Don't you just hate when you put a WIP down and then you get involved with other projects and realize weeks, months, even years pass by? I was zipping along on Sirdal as part of the Dale's Of Nor(th America) KAL and knit to the armholes before I put it aside. Decided the sweater looked a little big. No, scratch that. It is huge! Of course I noticed the rice stitch section looked rather big before I got to the armholes but was in knitter's denial. I swatched! Scouts honor but I should have swatched the rice pattern too because that's where the problem is. So I put the sweater down and gave it a timeout.Now that I have gotten over the shock I have 2 choices, a.) Frog, of course or b.) another possibility. Since the sweater is knit as a tube why can't I make the steek stitches occupy more stitches. That would shift the placement of the sleeves. Since I am at the armhole I can make sure the motif is centered properly on the back. Did that make sense?

I suppose I have option c.) Start the Dale of Norway fox sweater :)

Friday, March 16, 2007

Is It Spring Yet?

Oh look! I have a little visitor this morning. Isn't he cute?Hmmm, I should have guessed he was only interested in my birdfeeder. I'm back from my class at The Mannings. It was fabulous!

I MUST get back to knitting. Look for a knitting update soon.

I love going out to my barn/workshop on snowy days. It is so cool to work out there and watch the snow fall. I really didn't think we would get snow today.

Thursday, March 08, 2007

The Mannings

Tomorrow I leave for Pennsylvania to attend a color and weave workshop at The Mannings. The special workshop was put together for the Blue Ridge Spinners and Weavers Guild. It should be fun.

I'm a convert! After taking Kati Reeder Meeks workshop I went home and built a trapeze and immediately created a 9.5 yard
tartan warp using Jagger Spun 2/18 100% Superfine Merino 386 ends at 30 epi. I created a similar warp back in September with the help of my DH and it was painful. All the fine threads kept sticking together and little fur balls would build up and the threads would get stuck in the heddles or reed and break.

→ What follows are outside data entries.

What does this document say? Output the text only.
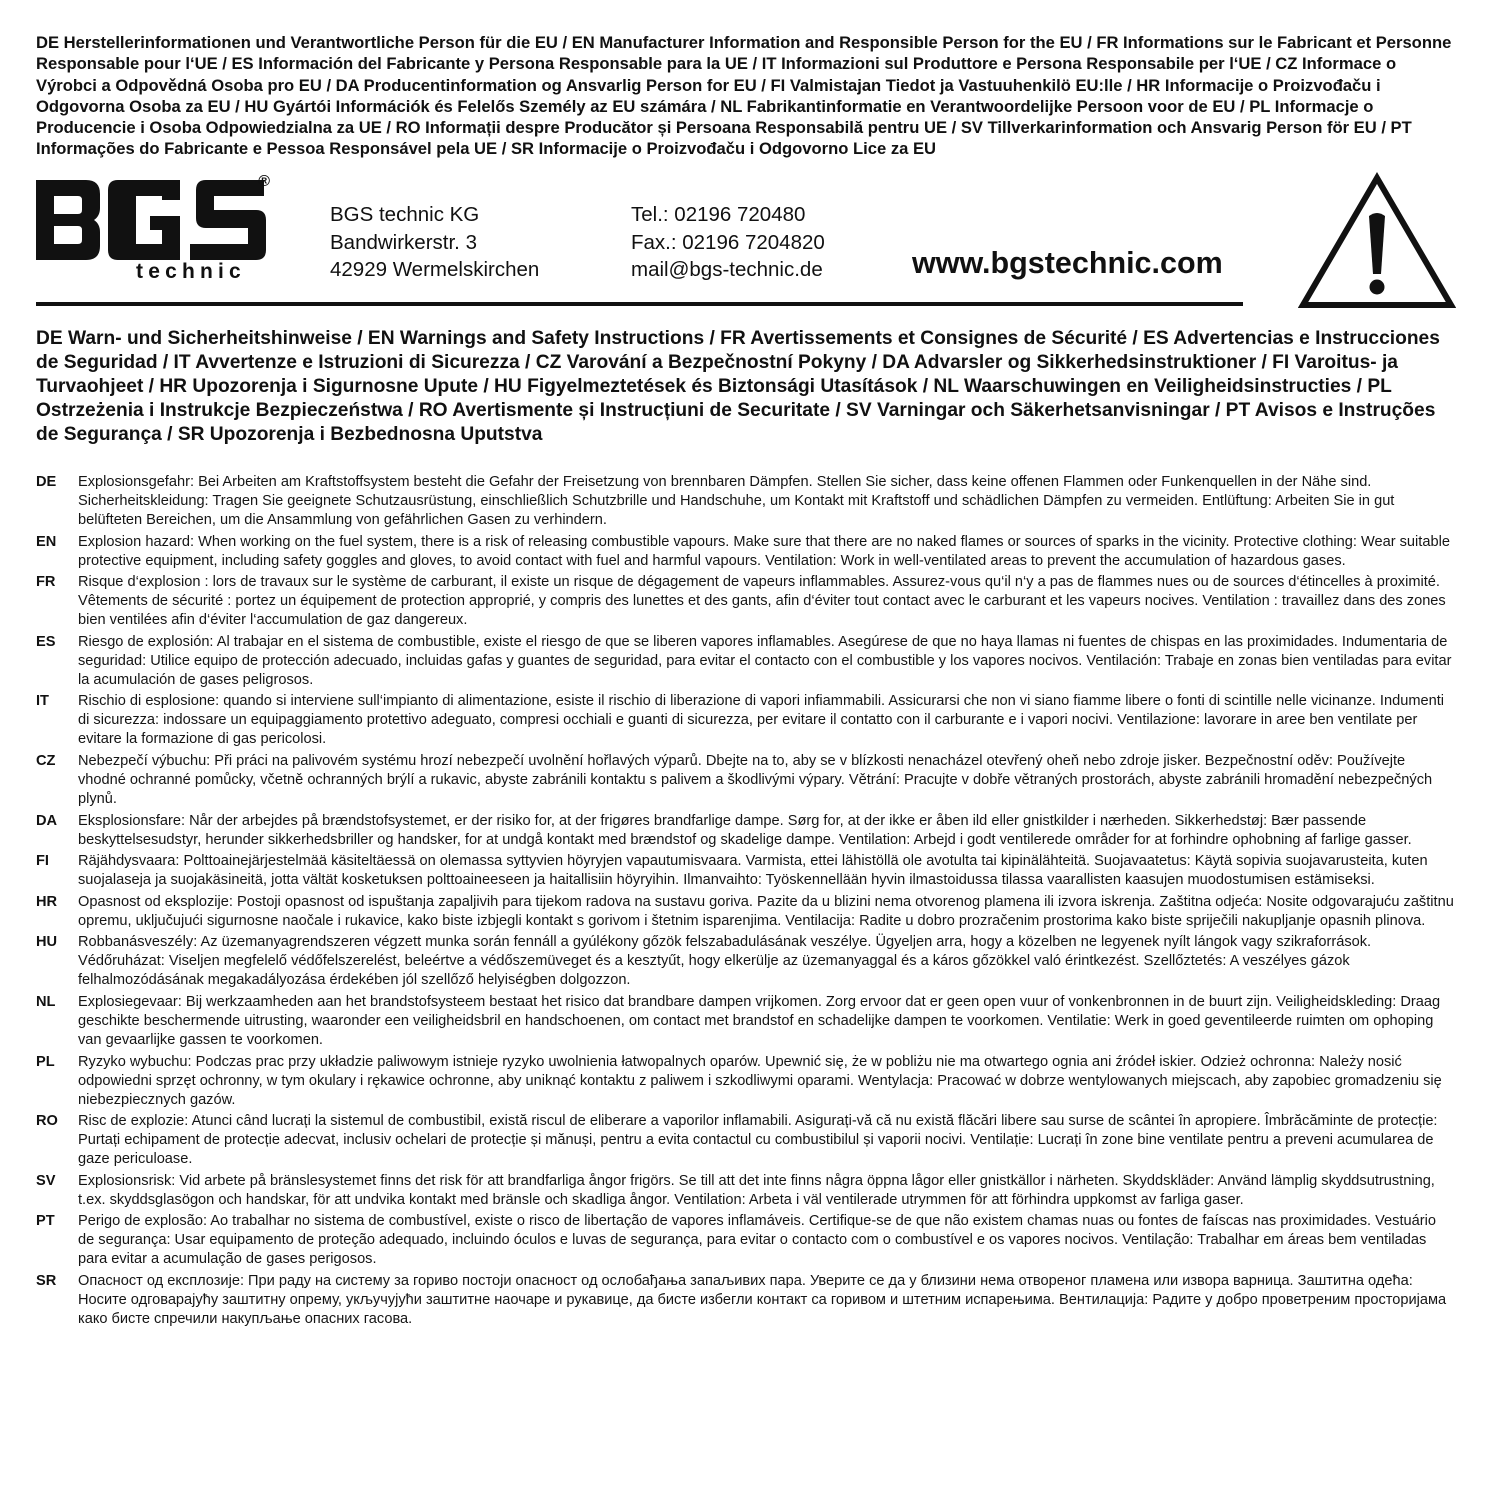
DE Herstellerinformationen und Verantwortliche Person für die EU / EN Manufacturer Information and Responsible Person for the EU / FR Informations sur le Fabricant et Personne Responsable pour l‘UE / ES Información del Fabricante y Persona Responsable para la UE / IT Informazioni sul Produttore e Persona Responsabile per l‘UE / CZ Informace o Výrobci a Odpovědná Osoba pro EU / DA Producentinformation og Ansvarlig Person for EU / FI Valmistajan Tiedot ja Vastuuhenkilö EU:lle / HR Informacije o Proizvođaču i Odgovorna Osoba za EU / HU Gyártói Információk és Felelős Személy az EU számára / NL Fabrikantinformatie en Verantwoordelijke Persoon voor de EU / PL Informacje o Producencie i Osoba Odpowiedzialna za UE / RO Informații despre Producător și Persoana Responsabilă pentru UE / SV Tillverkarinformation och Ansvarig Person för EU / PT Informações do Fabricante e Pessoa Responsável pela UE / SR Informacije o Proizvođaču i Odgovorno Lice za EU

®
technic
BGS technic KG
Bandwirkerstr. 3
42929 Wermelskirchen
Tel.: 02196 720480
Fax.: 02196 7204820
mail@bgs-technic.de	www.bgstechnic.com

DE Warn- und Sicherheitshinweise / EN Warnings and Safety Instructions / FR Avertissements et Consignes de Sécurité / ES Advertencias e Instrucciones de Seguridad / IT Avvertenze e Istruzioni di Sicurezza / CZ Varování a Bezpečnostní Pokyny / DA Advarsler og Sikkerhedsinstruktioner / FI Varoitus- ja Turvaohjeet / HR Upozorenja i Sigurnosne Upute / HU Figyelmeztetések és Biztonsági Utasítások / NL Waarschuwingen en Veiligheidsinstructies / PL Ostrzeżenia i Instrukcje Bezpieczeństwa / RO Avertismente și Instrucțiuni de Securitate / SV Varningar och Säkerhetsanvisningar / PT Avisos e Instruções de Segurança / SR Upozorenja i Bezbednosna Uputstva

DE	Explosionsgefahr: Bei Arbeiten am Kraftstoffsystem besteht die Gefahr der Freisetzung von brennbaren Dämpfen. Stellen Sie sicher, dass keine offenen Flammen oder Funkenquellen in der Nähe sind. Sicherheitskleidung: Tragen Sie geeignete Schutzausrüstung, einschließlich Schutzbrille und Handschuhe, um Kontakt mit Kraftstoff und schädlichen Dämpfen zu vermeiden. Entlüftung: Arbeiten Sie in gut belüfteten Bereichen, um die Ansammlung von gefährlichen Gasen zu verhindern.
EN	Explosion hazard: When working on the fuel system, there is a risk of releasing combustible vapours. Make sure that there are no naked flames or sources of sparks in the vicinity. Protective clothing: Wear suitable protective equipment, including safety goggles and gloves, to avoid contact with fuel and harmful vapours. Ventilation: Work in well-ventilated areas to prevent the accumulation of hazardous gases.
FR	Risque d‘explosion : lors de travaux sur le système de carburant, il existe un risque de dégagement de vapeurs inflammables. Assurez-vous qu‘il n‘y a pas de flammes nues ou de sources d‘étincelles à proximité. Vêtements de sécurité : portez un équipement de protection approprié, y compris des lunettes et des gants, afin d‘éviter tout contact avec le carburant et les vapeurs nocives. Ventilation : travaillez dans des zones bien ventilées afin d‘éviter l‘accumulation de gaz dangereux.
ES	Riesgo de explosión: Al trabajar en el sistema de combustible, existe el riesgo de que se liberen vapores inflamables. Asegúrese de que no haya llamas ni fuentes de chispas en las proximidades. Indumentaria de seguridad: Utilice equipo de protección adecuado, incluidas gafas y guantes de seguridad, para evitar el contacto con el combustible y los vapores nocivos. Ventilación: Trabaje en zonas bien ventiladas para evitar la acumulación de gases peligrosos.
IT	Rischio di esplosione: quando si interviene sull‘impianto di alimentazione, esiste il rischio di liberazione di vapori infiammabili. Assicurarsi che non vi siano fiamme libere o fonti di scintille nelle vicinanze. Indumenti di sicurezza: indossare un equipaggiamento protettivo adeguato, compresi occhiali e guanti di sicurezza, per evitare il contatto con il carburante e i vapori nocivi. Ventilazione: lavorare in aree ben ventilate per evitare la formazione di gas pericolosi.
CZ	Nebezpečí výbuchu: Při práci na palivovém systému hrozí nebezpečí uvolnění hořlavých výparů. Dbejte na to, aby se v blízkosti nenacházel otevřený oheň nebo zdroje jisker. Bezpečnostní oděv: Používejte vhodné ochranné pomůcky, včetně ochranných brýlí a rukavic, abyste zabránili kontaktu s palivem a škodlivými výpary. Větrání: Pracujte v dobře větraných prostorách, abyste zabránili hromadění nebezpečných plynů.
DA	Eksplosionsfare: Når der arbejdes på brændstofsystemet, er der risiko for, at der frigøres brandfarlige dampe. Sørg for, at der ikke er åben ild eller gnistkilder i nærheden. Sikkerhedstøj: Bær passende beskyttelsesudstyr, herunder sikkerhedsbriller og handsker, for at undgå kontakt med brændstof og skadelige dampe. Ventilation: Arbejd i godt ventilerede områder for at forhindre ophobning af farlige gasser.
FI	Räjähdysvaara: Polttoainejärjestelmää käsiteltäessä on olemassa syttyvien höyryjen vapautumisvaara. Varmista, ettei lähistöllä ole avotulta tai kipinälähteitä. Suojavaatetus: Käytä sopivia suojavarusteita, kuten suojalaseja ja suojakäsineitä, jotta vältät kosketuksen polttoaineeseen ja haitallisiin höyryihin. Ilmanvaihto: Työskennellään hyvin ilmastoidussa tilassa vaarallisten kaasujen muodostumisen estämiseksi.
HR	Opasnost od eksplozije: Postoji opasnost od ispuštanja zapaljivih para tijekom radova na sustavu goriva. Pazite da u blizini nema otvorenog plamena ili izvora iskrenja. Zaštitna odjeća: Nosite odgovarajuću zaštitnu opremu, uključujući sigurnosne naočale i rukavice, kako biste izbjegli kontakt s gorivom i štetnim isparenjima. Ventilacija: Radite u dobro prozračenim prostorima kako biste spriječili nakupljanje opasnih plinova.
HU	Robbanásveszély: Az üzemanyagrendszeren végzett munka során fennáll a gyúlékony gőzök felszabadulásának veszélye. Ügyeljen arra, hogy a közelben ne legyenek nyílt lángok vagy szikraforrások. Védőruházat: Viseljen megfelelő védőfelszerelést, beleértve a védőszemüveget és a kesztyűt, hogy elkerülje az üzemanyaggal és a káros gőzökkel való érintkezést. Szellőztetés: A veszélyes gázok felhalmozódásának megakadályozása érdekében jól szellőző helyiségben dolgozzon.
NL	Explosiegevaar: Bij werkzaamheden aan het brandstofsysteem bestaat het risico dat brandbare dampen vrijkomen. Zorg ervoor dat er geen open vuur of vonkenbronnen in de buurt zijn. Veiligheidskleding: Draag geschikte beschermende uitrusting, waaronder een veiligheidsbril en handschoenen, om contact met brandstof en schadelijke dampen te voorkomen. Ventilatie: Werk in goed geventileerde ruimten om ophoping van gevaarlijke gassen te voorkomen.
PL	Ryzyko wybuchu: Podczas prac przy układzie paliwowym istnieje ryzyko uwolnienia łatwopalnych oparów. Upewnić się, że w pobliżu nie ma otwartego ognia ani źródeł iskier. Odzież ochronna: Należy nosić odpowiedni sprzęt ochronny, w tym okulary i rękawice ochronne, aby uniknąć kontaktu z paliwem i szkodliwymi oparami. Wentylacja: Pracować w dobrze wentylowanych miejscach, aby zapobiec gromadzeniu się niebezpiecznych gazów.
RO	Risc de explozie: Atunci când lucrați la sistemul de combustibil, există riscul de eliberare a vaporilor inflamabili. Asigurați-vă că nu există flăcări libere sau surse de scântei în apropiere. Îmbrăcăminte de protecție: Purtați echipament de protecție adecvat, inclusiv ochelari de protecție și mănuși, pentru a evita contactul cu combustibilul și vaporii nocivi. Ventilație: Lucrați în zone bine ventilate pentru a preveni acumularea de gaze periculoase.
SV	Explosionsrisk: Vid arbete på bränslesystemet finns det risk för att brandfarliga ångor frigörs. Se till att det inte finns några öppna lågor eller gnistkällor i närheten. Skyddskläder: Använd lämplig skyddsutrustning, t.ex. skyddsglasögon och handskar, för att undvika kontakt med bränsle och skadliga ångor. Ventilation: Arbeta i väl ventilerade utrymmen för att förhindra uppkomst av farliga gaser.
PT	Perigo de explosão: Ao trabalhar no sistema de combustível, existe o risco de libertação de vapores inflamáveis. Certifique-se de que não existem chamas nuas ou fontes de faíscas nas proximidades. Vestuário de segurança: Usar equipamento de proteção adequado, incluindo óculos e luvas de segurança, para evitar o contacto com o combustível e os vapores nocivos. Ventilação: Trabalhar em áreas bem ventiladas para evitar a acumulação de gases perigosos.
SR	Опасност од експлозије: При раду на систему за гориво постоји опасност од ослобађања запаљивих пара. Уверите се да у близини нема отвореног пламена или извора варница. Заштитна одећа: Носите одговарајућу заштитну опрему, укључујући заштитне наочаре и рукавице, да бисте избегли контакт са горивом и штетним испарењима. Вентилација: Радите у добро проветреним просторијама како бисте спречили накупљање опасних гасова.
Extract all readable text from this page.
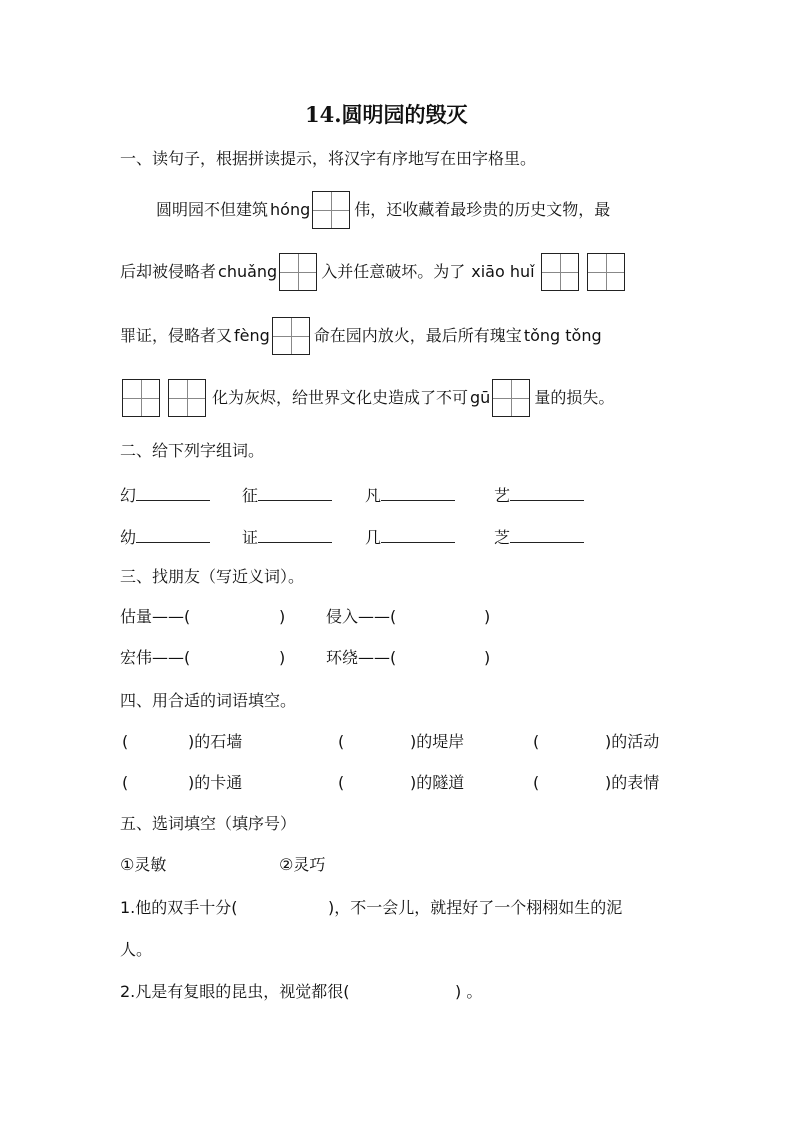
14.圆明园的毁灭
一、读句子，根据拼读提示，将汉字有序地写在田字格里。
圆明园不但建筑 hóng	伟，还收藏着最珍贵的历史文物，最
后却被侵略者 chuǎng	入并任意破坏。为了 xiāo huǐ
罪证，侵略者又 fèng	命在园内放火，最后所有瑰宝 tǒng tǒng
化为灰烬，给世界文化史造成了不可 gū	量的损失。
二、给下列字组词。
幻	征	凡	艺
幼	证	几	芝
三、找朋友（写近义词）。
估量——(	)	侵入——(	)
宏伟——(	)	环绕——(	)
四、用合适的词语填空。
(	)的石墙	(	)的堤岸	(	)的活动
(	)的卡通	(	)的隧道	(	)的表情
五、选词填空（填序号）
①灵敏	②灵巧
1.他的双手十分(	)，不一会儿，就捏好了一个栩栩如生的泥
人。
2.凡是有复眼的昆虫，视觉都很(	) 。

With the help of the trapeze I was able to dress the loom back-to-front without any assistant and was able to do it quickly.

Winding the warp.
The trapeze is attached to the loom, the rattle is in place and the warp is attached to the rod.

The warp goes up and over the PVC pipe.

The weights are attached to the other end. Once the warp is cranked on the trapeze is removed and the heddles are threaded.Sleying the reed using an auto-denter.
Time to weave. This tartan is called Sutherland District scarf half sett.If you ever have a chance to take a workshop with Kati, DO IT, you won't be sorry.